Gibbs v. Tiffany

Opinion by

Bbebeb., J.,

When this ease was before us the first time we held, first, that the plaintiffs’ possession of lot No. 11 was sufficient for the protection of their title, and that the plaintiffs in the judgment and the subsequent purchaser at sheriff’s sale were bound by the notice implied from plaintiffs’ possession as completely as if plaintiffs’ deed had been recorded at the time the judgment against Pike bad been entered; second, that plaintiffs were not terre-tenants as to lot No. 11, because at the time the judgment against Pike was entered this lot had been fully paid for; third, that by the deed from Pike to the plaintiffs they held the title as tenants by entireties; and fourth, that Almira F. Gibbs, wife of Simon F. Gibbs, was not estopped by her acts and conduct from questioning or denying the title obtained by Tiffany at the sheriff’s sale: Gibbs v. Tiffany, 4 Pa. Superior Ct. 29. We have re-examined the cases upon which we reached the four conclusions above mentioned, and we cannot see any reason why we should change our decision already made in this case.

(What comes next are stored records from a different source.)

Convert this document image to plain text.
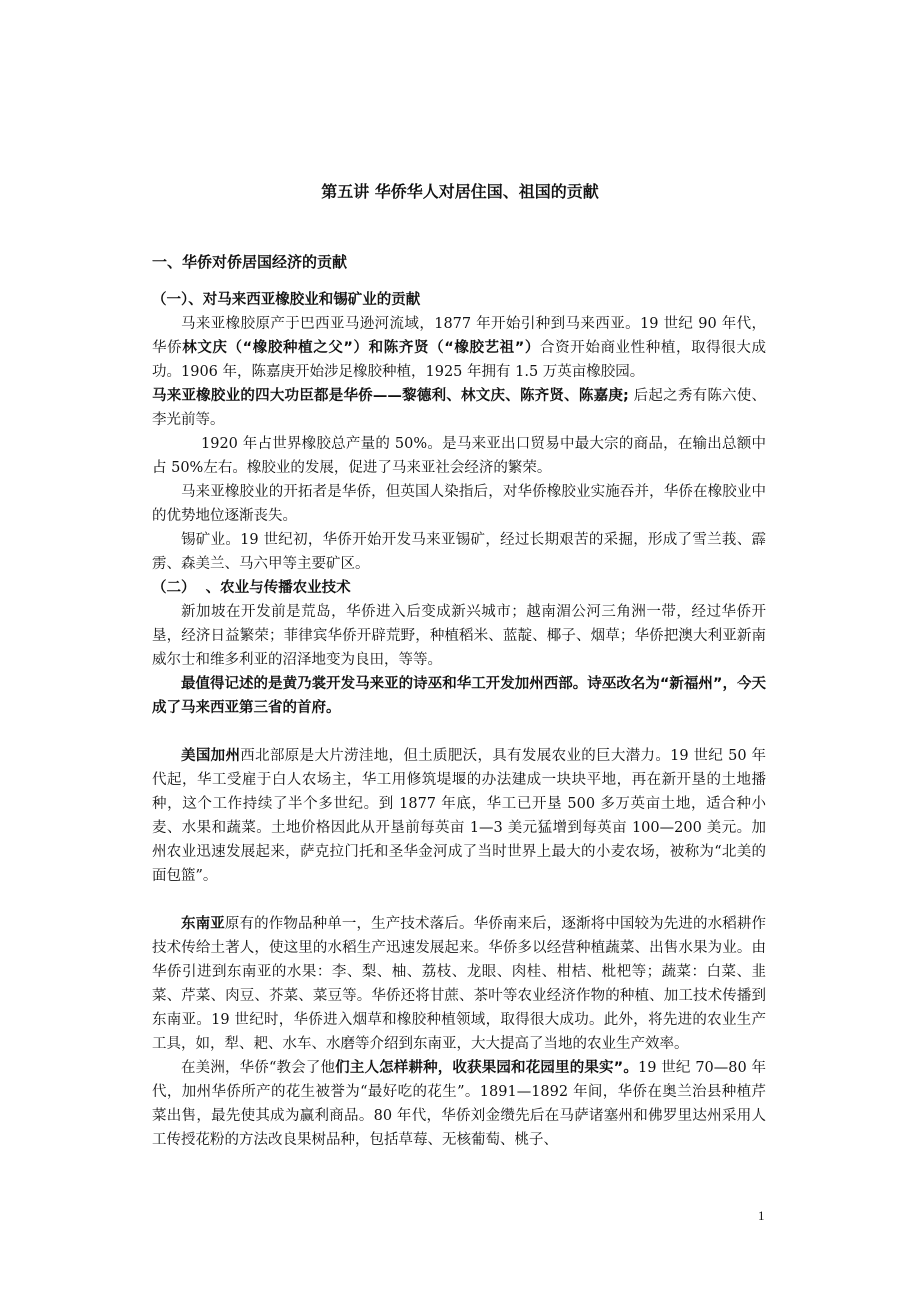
第五讲 华侨华人对居住国、祖国的贡献
一、华侨对侨居国经济的贡献
（一）、对马来西亚橡胶业和锡矿业的贡献

马来亚橡胶原产于巴西亚马逊河流域，1877 年开始引种到马来西亚。19 世纪 90 年代，华侨林文庆（“橡胶种植之父”）和陈齐贤（“橡胶艺祖”）合资开始商业性种植，取得很大成功。1906 年，陈嘉庚开始涉足橡胶种植，1925 年拥有 1.5 万英亩橡胶园。

马来亚橡胶业的四大功臣都是华侨——黎德利、林文庆、陈齐贤、陈嘉庚; 后起之秀有陈六使、李光前等。

1920 年占世界橡胶总产量的 50%。是马来亚出口贸易中最大宗的商品，在输出总额中占 50%左右。橡胶业的发展，促进了马来亚社会经济的繁荣。

马来亚橡胶业的开拓者是华侨，但英国人染指后，对华侨橡胶业实施吞并，华侨在橡胶业中的优势地位逐渐丧失。

锡矿业。19 世纪初，华侨开始开发马来亚锡矿，经过长期艰苦的采掘，形成了雪兰莪、霹雳、森美兰、马六甲等主要矿区。

（二）  、农业与传播农业技术

新加坡在开发前是荒岛，华侨进入后变成新兴城市；越南湄公河三角洲一带，经过华侨开垦，经济日益繁荣；菲律宾华侨开辟荒野，种植稻米、蓝靛、椰子、烟草；华侨把澳大利亚新南威尔士和维多利亚的沼泽地变为良田，等等。

最值得记述的是黄乃裳开发马来亚的诗巫和华工开发加州西部。诗巫改名为“新福州”，今天成了马来西亚第三省的首府。

美国加州西北部原是大片涝洼地，但土质肥沃，具有发展农业的巨大潜力。19 世纪 50 年代起，华工受雇于白人农场主，华工用修筑堤堰的办法建成一块块平地，再在新开垦的土地播种，这个工作持续了半个多世纪。到 1877 年底，华工已开垦 500 多万英亩土地，适合种小麦、水果和蔬菜。土地价格因此从开垦前每英亩 1—3 美元猛增到每英亩 100—200 美元。加州农业迅速发展起来，萨克拉门托和圣华金河成了当时世界上最大的小麦农场，被称为“北美的面包篮”。

东南亚原有的作物品种单一，生产技术落后。华侨南来后，逐渐将中国较为先进的水稻耕作技术传给土著人，使这里的水稻生产迅速发展起来。华侨多以经营种植蔬菜、出售水果为业。由华侨引进到东南亚的水果：李、梨、柚、荔枝、龙眼、肉桂、柑桔、枇杷等；蔬菜：白菜、韭菜、芹菜、肉豆、芥菜、菜豆等。华侨还将甘蔗、茶叶等农业经济作物的种植、加工技术传播到东南亚。19 世纪时，华侨进入烟草和橡胶种植领域，取得很大成功。此外，将先进的农业生产工具，如，犁、耙、水车、水磨等介绍到东南亚，大大提高了当地的农业生产效率。

在美洲，华侨“教会了他们主人怎样耕种，收获果园和花园里的果实”。19 世纪 70—80 年代，加州华侨所产的花生被誉为“最好吃的花生”。1891—1892 年间，华侨在奥兰治县种植芹菜出售，最先使其成为赢利商品。80 年代，华侨刘金缵先后在马萨诸塞州和佛罗里达州采用人工传授花粉的方法改良果树品种，包括草莓、无核葡萄、桃子、

1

It is urged that the appellants’ case has been strengthened by the addition to it of the testimony of R. A. Mercur, by the letter of Peck & Overton, and by the additional testimony of C. S'. Wood. We do not find in this additional matter sufficient evidence to justify the submission to the jury of the question of estoppel on the part of Almira F. Gibbs. In view of the law *411of this state we do not see how it is possible to hold that Mrs. Gibbs has been estopped by any acts or conduct of hers from now asserting her title. The rule on the subject of estoppel of a married woman is thus stated: “ It has been settled in this state by an unbroken line of decisions, that the interest of a married woman in real estate cannot be divested except in the mode pointed out by our statutes, and that she cannot be es-topped by acts and declarations which in the case of a feme sole would operate as an estoppel:” Stivers v. Tucker, 126 Pa. 74. In fact we do not think the evidence was sufficient to have es-topped her had she been a feme sole.

As we are satisfied that our decision in this case, when it was here before, was correct, and that nothing has been added to it since to induce us to change our opinion, the specifications of error are overruled, and the judgment is affirmed.